Jackson County still trying to get commuter rail tracks

By Joe Lambe

Jackson County officials are still talking with railroads about using their tracks for commuter rail, Jackson County Executive Mike Sanders told reporters on Friday.

In his Friday state of the county address at Union Station, Sanders urged people to support changes like a county plan for a network of commuter rail, trails and more buses.

He noted the findings of a Brookings Institute Report that the metropolitan area ranked 94th nationwide on the ability to connect citizens to jobs through public transit.

And the car culture is fading, Sanders said. “Less than half of 17-year-olds nationwide are even seeking a driver’s license” … and want to live “where driving a car is a choice, not a necessity.”

The county plan has been on hold, with negotiations ongoing, since Kansas City Southern decided that commuter rail lines had to end at Union Station, county officials say.

But a study found that it would cost up to $1.6 billion to place the downtown connection there, while the originally planned downtown stop at 3rd Street and Grand Avenue would cost only $168 to $198 million.
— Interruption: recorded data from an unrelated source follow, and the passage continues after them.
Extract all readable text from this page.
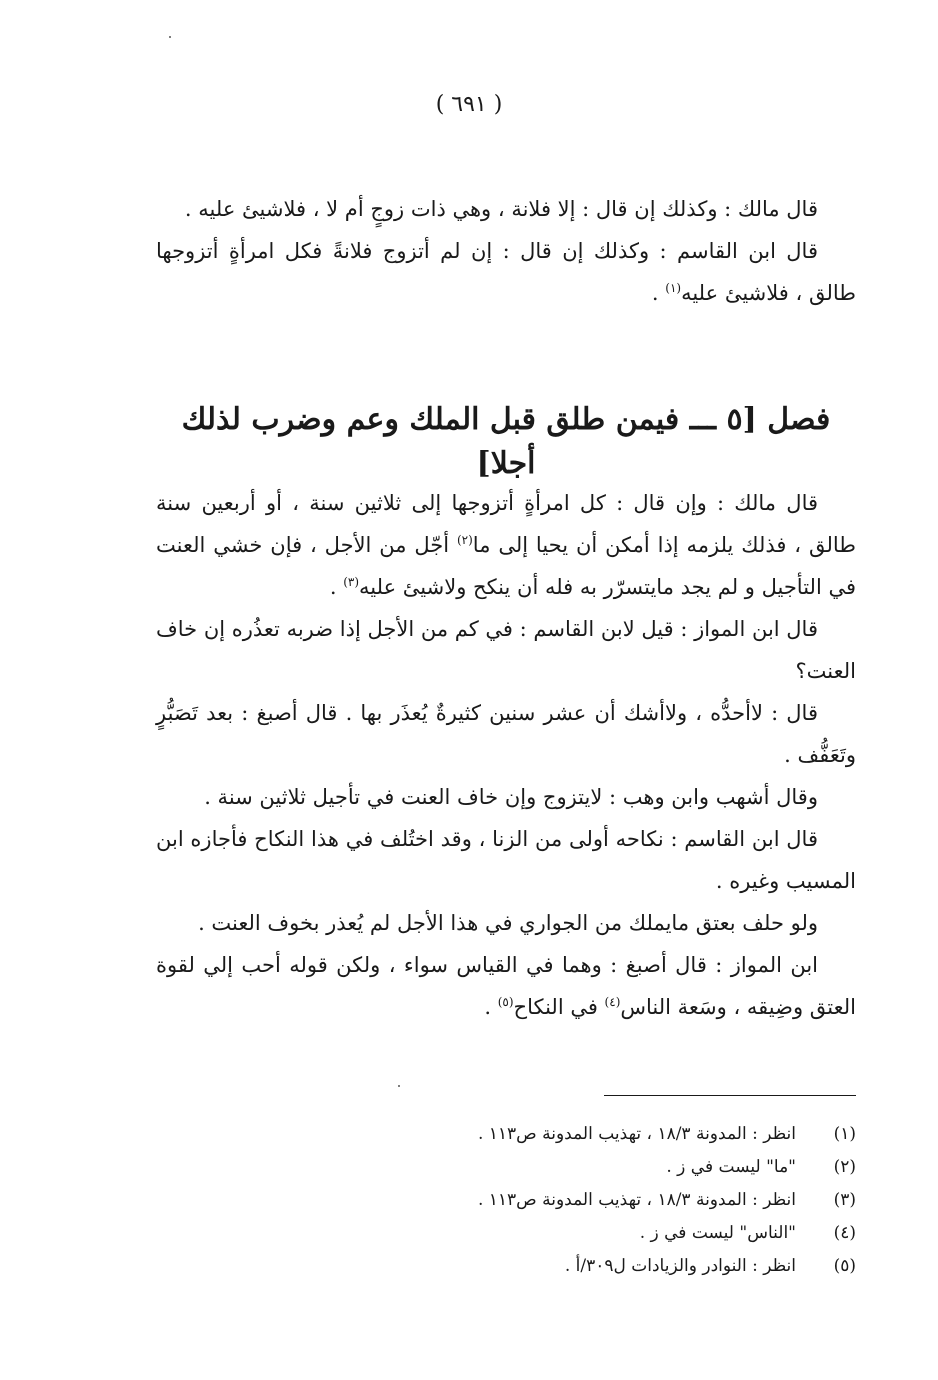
( ٦٩١ )

قال مالك : وكذلك إن قال : إلا فلانة ، وهي ذات زوجٍ أم لا ، فلاشيئ عليه .

قال ابن القاسم : وكذلك إن قال : إن لم أتزوج فلانةً فكل امرأةٍ أتزوجها طالق ، فلاشيئ عليه$^{(١)}$ .

فصل [٥ ـــ فيمن طلق قبل الملك وعم وضرب لذلك أجلا]

قال مالك : وإن قال : كل امرأةٍ أتزوجها إلى ثلاثين سنة ، أو أربعين سنة طالق ، فذلك يلزمه إذا أمكن أن يحيا إلى ما$^{(٢)}$ أجّل من الأجل ، فإن خشي العنت في التأجيل و لم يجد مايتسرّر به فله أن ينكح ولاشيئ عليه$^{(٣)}$ .

قال ابن المواز : قيل لابن القاسم : في كم من الأجل إذا ضربه تعذُره إن خاف العنت؟

قال : لاأحدُّه ، ولاأشك أن عشر سنين كثيرةٌ يُعذَر بها . قال أصبغ : بعد تَصَبُّرٍ وتَعَفُّف .

وقال أشهب وابن وهب : لايتزوج وإن خاف العنت في تأجيل ثلاثين سنة .

قال ابن القاسم : نكاحه أولى من الزنا ، وقد اختُلف في هذا النكاح فأجازه ابن المسيب وغيره .

ولو حلف بعتق مايملك من الجواري في هذا الأجل لم يُعذر بخوف العنت .

ابن المواز : قال أصبغ : وهما في القياس سواء ، ولكن قوله أحب إلي لقوة العتق وضِيقه ، وسَعة الناس$^{(٤)}$ في النكاح$^{(٥)}$ .

(١)
انظر : المدونة ١٨/٣ ، تهذيب المدونة ص١١٣ .
(٢)
"ما" ليست في ز .
(٣)
انظر : المدونة ١٨/٣ ، تهذيب المدونة ص١١٣ .
(٤)
"الناس" ليست في ز .
(٥)
انظر : النوادر والزيادات ل٣٠٩/أ .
Among routes under consideration was a Highway 71 corridor route running from downtown to Grandview. Other routes were one running east to Blue Springs and another largely along Highway 350 to Pleasant Hill.

In other comments, Sanders said his proposed 2014 budget will not include a property tax increase and noted that the current levy is 1 percent lower than when he took office in 2007.

The budget will include more than $6 million for renovating the courtroom annex in Independence, he said.

He also noted past accomplishments, like the renovation of the historic Jackson County Courthouse in Independence and taming the budget crisis he inherited by “doing more with less.”

U.S. Sen. Claire McCaskill, a former Jackson County prosecutor, introduced Sanders and noted that she gave him his start in public service when she hired him as an assistant prosecutor in 1994.

Neither she nor Sanders mentioned it Friday, but in the past they have: In the interview, she asked the ambitious young lawyer what job he wanted in the future and he said he wanted hers.

He later got it, becoming Jackson County prosecutor before he became county executive.

But McCaskill said Sanders owes her for much more. A woman she hired the same day later became his wife.

“Not only did I give Mike a job I gave him the best thing that ever happened to him,” she said.